Paris Hilton won’t be going on her humanitarian mission to Rwanda this month after all because Playing for Good, the Spanish charity that was sponsoring her trip, has postponed it indefinitely.
The plan was to film Paris as she toured clinics and schools throughout the country with the intention of creating a reality show called “The Philanthropist.” Reneging on the publicity was an apparent deal-breaker for the socialite, who hasn’t announced any plans to, for example, pay her own way and go forward with the trip. Instead, so far this month she’s been to Tokyo to judge a beauty contest and South Korea to party.

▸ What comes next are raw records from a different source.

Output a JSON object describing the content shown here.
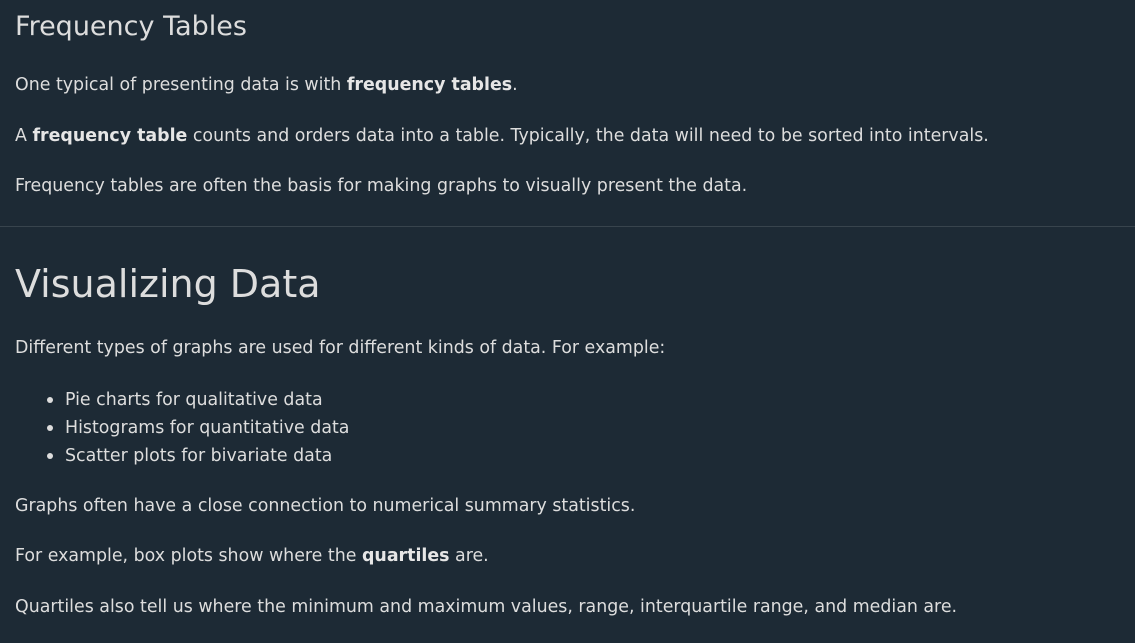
{
  "frequency_section": {
    "title": "Frequency Tables",
    "p1": {
      "before": "One typical of presenting data is with ",
      "bold": "frequency tables",
      "after": "."
    },
    "p2": {
      "before": "A ",
      "bold": "frequency table",
      "after": " counts and orders data into a table. Typically, the data will need to be sorted into intervals."
    },
    "p3": "Frequency tables are often the basis for making graphs to visually present the data."
  },
  "visualizing_section": {
    "title": "Visualizing Data",
    "intro": "Different types of graphs are used for different kinds of data. For example:",
    "list": [
      "Pie charts for qualitative data",
      "Histograms for quantitative data",
      "Scatter plots for bivariate data"
    ],
    "p_summary": "Graphs often have a close connection to numerical summary statistics.",
    "p_boxplot": {
      "before": "For example, box plots show where the ",
      "bold": "quartiles",
      "after": " are."
    },
    "p_quartiles": "Quartiles also tell us where the minimum and maximum values, range, interquartile range, and median are."
  }
}
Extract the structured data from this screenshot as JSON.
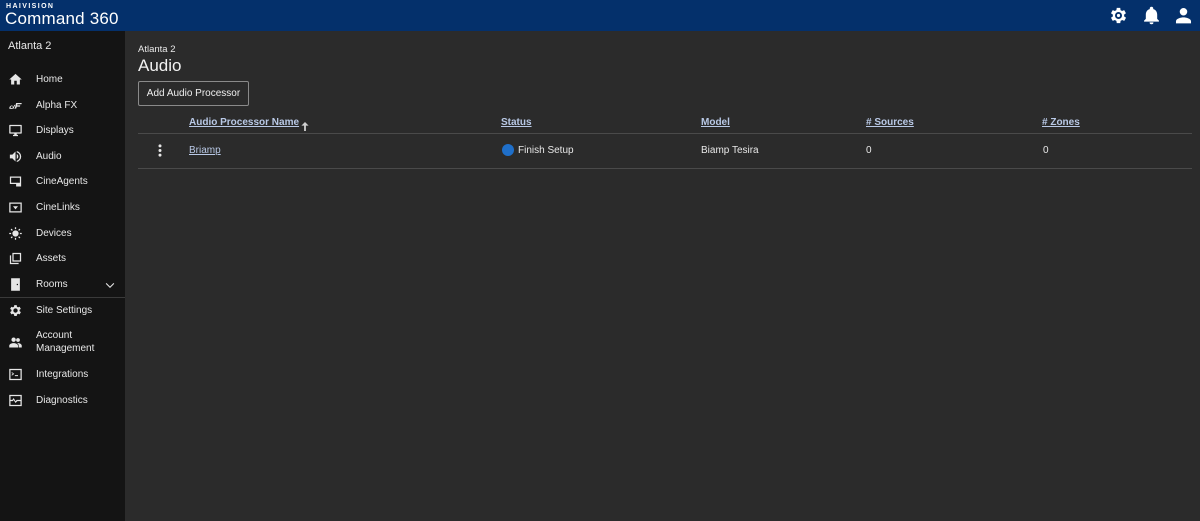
{
  "app": {
    "brand_small": "HAIVISION",
    "brand_name": "Command 360",
    "header_icons": [
      "gear-icon",
      "bell-icon",
      "user-icon"
    ],
    "colors": {
      "topbar": "#04306b",
      "sidebar": "#141414",
      "background": "#2b2b2b",
      "status_info": "#1f6fc9"
    }
  },
  "sidebar": {
    "site_name": "Atlanta 2",
    "items": [
      {
        "label": "Home",
        "icon": "home-icon"
      },
      {
        "label": "Alpha FX",
        "icon": "alpha-fx-icon"
      },
      {
        "label": "Displays",
        "icon": "monitor-icon"
      },
      {
        "label": "Audio",
        "icon": "speaker-icon"
      },
      {
        "label": "CineAgents",
        "icon": "cineagents-icon"
      },
      {
        "label": "CineLinks",
        "icon": "cinelinks-icon"
      },
      {
        "label": "Devices",
        "icon": "devices-icon"
      },
      {
        "label": "Assets",
        "icon": "assets-icon"
      },
      {
        "label": "Rooms",
        "icon": "rooms-icon"
      },
      {
        "label": "Site Settings",
        "icon": "gear-icon"
      },
      {
        "label": "Account\nManagement",
        "icon": "users-icon"
      },
      {
        "label": "Integrations",
        "icon": "terminal-icon"
      },
      {
        "label": "Diagnostics",
        "icon": "diagnostics-icon"
      }
    ]
  },
  "main": {
    "breadcrumb": "Atlanta 2",
    "title": "Audio",
    "add_button": "Add Audio Processor",
    "table": {
      "columns": [
        "Audio Processor Name",
        "Status",
        "Model",
        "# Sources",
        "# Zones"
      ],
      "sort": {
        "column": "Audio Processor Name",
        "direction": "ascending"
      },
      "rows": [
        {
          "name": "Briamp",
          "status": "Finish Setup",
          "model": "Biamp Tesira",
          "sources": "0",
          "zones": "0"
        }
      ]
    }
  }
}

If an heiress volunteers in the woods and no one films it, does it make a sound?
In November, The Atlantic will ask whether the “outing” of Madonna as an eco-hypocrite bodes ill for celebrities with future public sins to hide. Was Madonna’s act at Live Earth just a bit of “drive-by do-gooderism?” Memo to Madge Kabbalah Ciccone Ritchie: If you can’t walk the walk, don’t talk the talk. We’re all watching you.
And Madonna’s carbon footprint was hardly the most embarrassing anecdote to emerge from Live Earth. R-n-B pop tart Joss Stone, reports The Scotsman, “asked staff to keep her car engine running while she did interviews at Live Earth Johannesburg.”
All in all, adds Canadian columnist John Martin, Live Earth was a flop because “the notion of jet-flying, limousine-riding, 20-room-mansion-owning rock ‘n’ rollers spreading the message we need to simplify and consume less was just a touch over the top.”